“A mind needs a book like a sword needs a whetstone.” Tyrion Lannister, A Song of Ice and Fire
Social media has dumbed me down.
I didn’t realize it until I went onto an old online book discussion board that I used to frequent daily. I decided to visit it the other day, read some of the posts, and connect with old friends. As I read the posts and ideas of these dear fellows, I realized that I was in way over my head and that could barely keep up with the complex thinking of some of these topics. Topic after topic I read, trying to grasp the points, trying to have an opinion, and failing on all fronts. I soon gave up out of exasperation and I felt a bit embarrassed that, not only could I not follow along, but that I had nothing to contribute – not even opinions.
The journey to my current situation wasn’t overnight. It took years and years for my brainpower to degenerate. I used to be an avid reader, constantly with book in hand. I enjoyed lively and in-depth discussions on politics, philosophy, religion, and such. I played many online games that were nothing more than building story-lines through a discussion thread. It was intellectually exhilarating and I was at the top of my game.
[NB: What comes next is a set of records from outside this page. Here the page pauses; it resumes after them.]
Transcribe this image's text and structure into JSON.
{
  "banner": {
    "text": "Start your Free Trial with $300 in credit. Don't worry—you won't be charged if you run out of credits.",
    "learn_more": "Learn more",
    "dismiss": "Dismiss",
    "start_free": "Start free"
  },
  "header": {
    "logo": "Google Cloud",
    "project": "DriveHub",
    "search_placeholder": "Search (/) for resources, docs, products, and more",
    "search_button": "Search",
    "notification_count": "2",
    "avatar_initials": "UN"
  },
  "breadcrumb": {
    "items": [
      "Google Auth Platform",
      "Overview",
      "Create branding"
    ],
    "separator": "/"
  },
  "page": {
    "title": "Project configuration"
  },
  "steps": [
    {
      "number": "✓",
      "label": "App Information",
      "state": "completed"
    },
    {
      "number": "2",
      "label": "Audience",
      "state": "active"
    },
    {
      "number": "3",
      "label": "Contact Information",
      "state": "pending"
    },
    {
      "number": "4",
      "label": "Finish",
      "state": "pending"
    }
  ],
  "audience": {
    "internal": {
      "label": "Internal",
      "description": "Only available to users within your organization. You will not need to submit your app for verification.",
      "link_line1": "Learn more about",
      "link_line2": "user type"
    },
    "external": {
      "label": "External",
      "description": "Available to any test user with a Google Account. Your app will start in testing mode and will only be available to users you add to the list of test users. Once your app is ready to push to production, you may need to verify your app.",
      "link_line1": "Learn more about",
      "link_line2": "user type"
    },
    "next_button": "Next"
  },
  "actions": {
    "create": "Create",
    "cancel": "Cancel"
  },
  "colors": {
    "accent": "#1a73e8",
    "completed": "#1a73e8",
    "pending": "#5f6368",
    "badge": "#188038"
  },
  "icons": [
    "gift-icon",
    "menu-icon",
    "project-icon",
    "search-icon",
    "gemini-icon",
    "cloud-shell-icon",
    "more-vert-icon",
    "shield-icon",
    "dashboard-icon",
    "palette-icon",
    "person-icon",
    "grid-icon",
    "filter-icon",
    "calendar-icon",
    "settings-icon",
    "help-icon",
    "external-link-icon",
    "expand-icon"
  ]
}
Over time though, I stopped going to that discussion board because I was simply tired of it. I lost interest going over some of the same debates and discussions. The creativity games ended with nothing to replace them and I began to look elsewhere for my mental stimulation. My visits became more infrequent until I stopped going altogether. Around the same time, I stopped reading books on a regular basis.
That’s when my social media time increased. I got involved in Facebook and Twitter. Platforms, I might add, that have nothing to do with discussion or creativity but rather, more with memes, falsehoods, advertisements, and other things that do nothing to contribute to the quality of life, except for the funny dog or cat videos. My information became quick, my responses shorter, my creativity waned, and my curious mind took a vacation. I spent my free time scanning through the information I saw on social media sites without a second thought. And that’s precisely where the problem lays – doing something without a second thought.
As a result of years of this type of activity, I honestly feel that I’ve turned into a lazy thinker. My brain has become rusty, creaky, and unwilling to engage in complex thought. I used to be a problem solver but these days, I cringe at the thought of having to use my energy to solve a problem. My memory is shot. In fact, I don’t even try to remember anything. Social media has become my memory because I can just “pin” whatever I want to remember, freeing up my mind to be lazy. My curiosity is non-existent so much so that I don’t even think to question anything.
Luckily, I started to read a book again a few weeks ago but as I started, I noticed how hard it was to maintain. Reading is a skill that I seemed to have lost. I am still able to focus on the actual process of reading but once I put the book down, I tend to have little interest in picking it back up. I have to force myself to pick it up again, even though I happen to be thoroughly engaged with the book I’m currently reading. I have trained myself to the short information spurts of social media rather than the longer, richer adventure a book can provide. I need to re-train myself to enjoy this long adventure. I need to exercise my brain which has atrophied far worse than my body has.
Thankfully, as I have noticed these changes, I have also spent less time on social media and it is a very nice break. I feel more calm, happier, and aware of the world around me. I feel that I have more relaxation time especially since my evenings are spent reading and not watching TV or surfing the ‘net.
So, have you read any good books lately?